Editorial: smell the rot?

Editorial: smell the rot?

ICBC needs downsizing without huge payouts for top executives

It’s becoming clear, the NDP and the B.C. Green Party coalition government is hard up against the reality wall now.

Being on the Opposition benches in the B.C. Parliament Buildings is a lot easier than trying to run a big business like the provincial government.

B.C.’s coalition government has been fumbling away for the past year, handing out money on some of its feel-good election promises.

It has had a year to look at the gears and cogs in the government machine and should have seen there are some fractures. They should have been doing some maintenance and repair work in the first year in their mandate.

They obviously saw problems, turned a blind eye and moved on with some more comfortable, less-expensive legislation.

Meanwhile, the gears of government were grinding, squealing and clanking. The NDP and Green coalition needs mega bucks to grease those cogs that keep the government business moving smoothly. Now, they need money, jobs and solutions to keep B.C. growing, working and enjoying a decent standard of living.

That, dear reader, is the reason Premier John Horgan agreed to move forward with the Site C Hydroelectric Dam, much to the chagrin of his own caucus and the sheer disgust of the Green Party MLAs.

His coalition government needs money to pay for promised programs and to keep the province running.

Horgan and his cronies took that trip into the bowels of the B.C. Parliament Buildings and they saw that huge monster with the red eyes, large fangs and insatiable appetite wearing the ICBC name tag. They slammed the door shut and ran away to Asia to see if they could raise the liquefied natural gas golden goose from the ashes.

They were frantically trying to break another election promise in order to raise some more money to pour into government coffers. Quietly, Green Party MLAs are sharpening their knives.

Then the genie escaped from the bottle and on Jan. 28, ICBC announced the Crown corporation would lose $1.3 billion by the end of the fiscal year on March 1.

Possible solution offered: ICBC could cap payments on “minor injuries.” You’re broke, so you save money by cutting payouts, hmmm!
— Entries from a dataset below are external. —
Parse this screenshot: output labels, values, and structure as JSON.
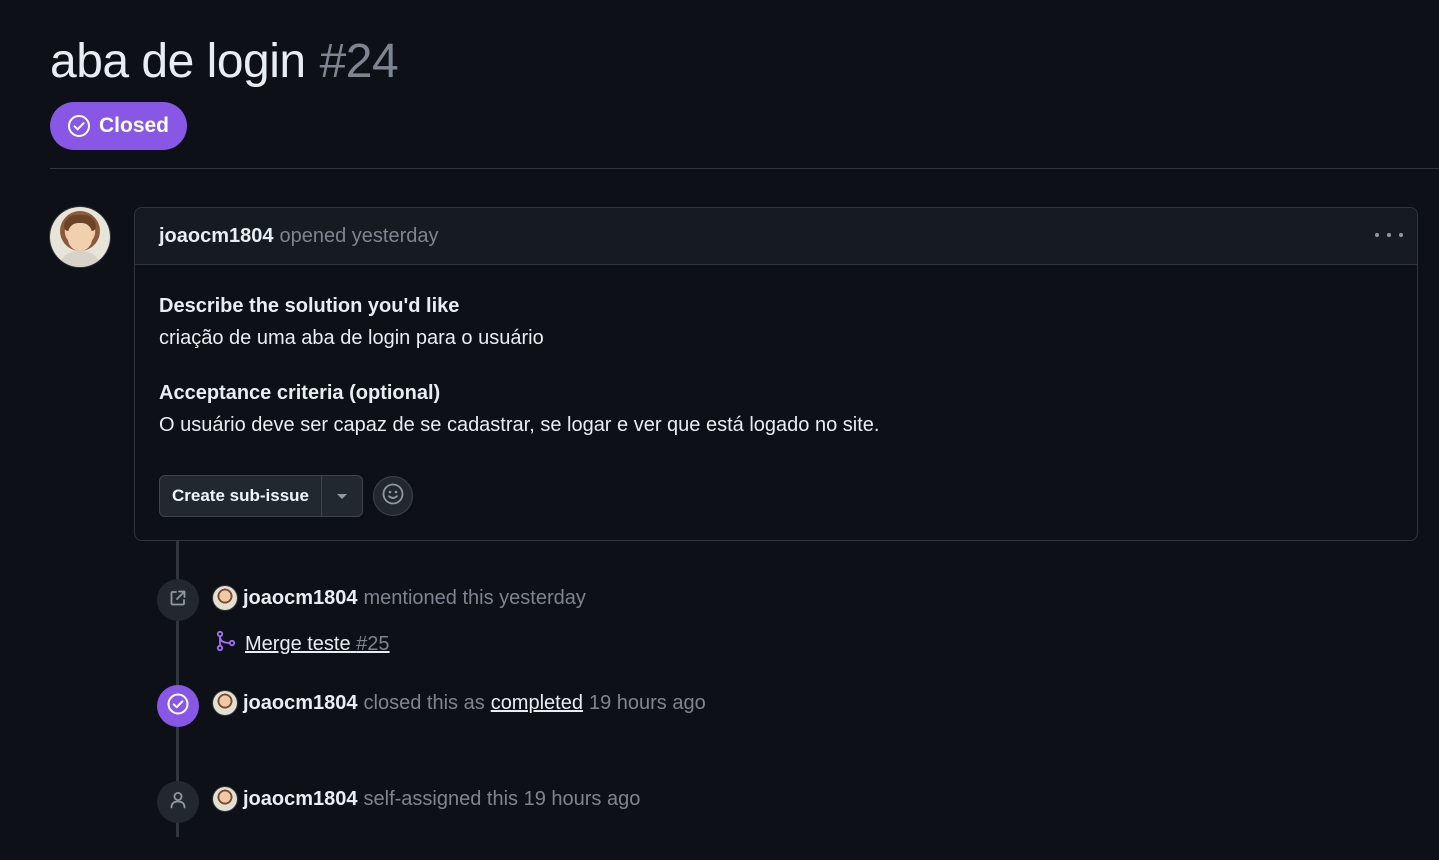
{
  "issue": {
    "title": "aba de login",
    "number": "#24",
    "state": "Closed",
    "state_color": "#8957e5"
  },
  "comment": {
    "author": "joaocm1804",
    "meta": "opened yesterday",
    "section1_heading": "Describe the solution you'd like",
    "section1_text": "criação de uma aba de login para o usuário",
    "section2_heading": "Acceptance criteria (optional)",
    "section2_text": "O usuário deve ser capaz de se cadastrar, se logar e ver que está logado no site.",
    "create_sub_issue_label": "Create sub-issue"
  },
  "timeline": {
    "mention": {
      "author": "joaocm1804",
      "text": "mentioned this yesterday",
      "ref_title": "Merge teste",
      "ref_number": "#25"
    },
    "closed": {
      "author": "joaocm1804",
      "text_before": "closed this as",
      "link": "completed",
      "text_after": "19 hours ago"
    },
    "assigned": {
      "author": "joaocm1804",
      "text": "self-assigned this 19 hours ago"
    }
  },
  "icons": {
    "state": "check-circle-icon",
    "kebab": "kebab-horizontal-icon",
    "emoji": "smiley-icon",
    "cross_ref": "link-external-icon",
    "pull_request": "git-merge-icon",
    "closed": "check-circle-icon",
    "person": "person-icon"
  }
}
Of course, the already exorbitant insurance premium rates could continue to skyrocket to make more money for the fumbling Crown corporation.

British Columbians could pay their pound of flesh and the beast in the basement continues growing – not a winner!

The Office of the Auditor General needs to conduct an independent review of ICBC finances with an eye to clean up the mess and clear out the bureaucratic clutter that runs amok in the corporation divisions.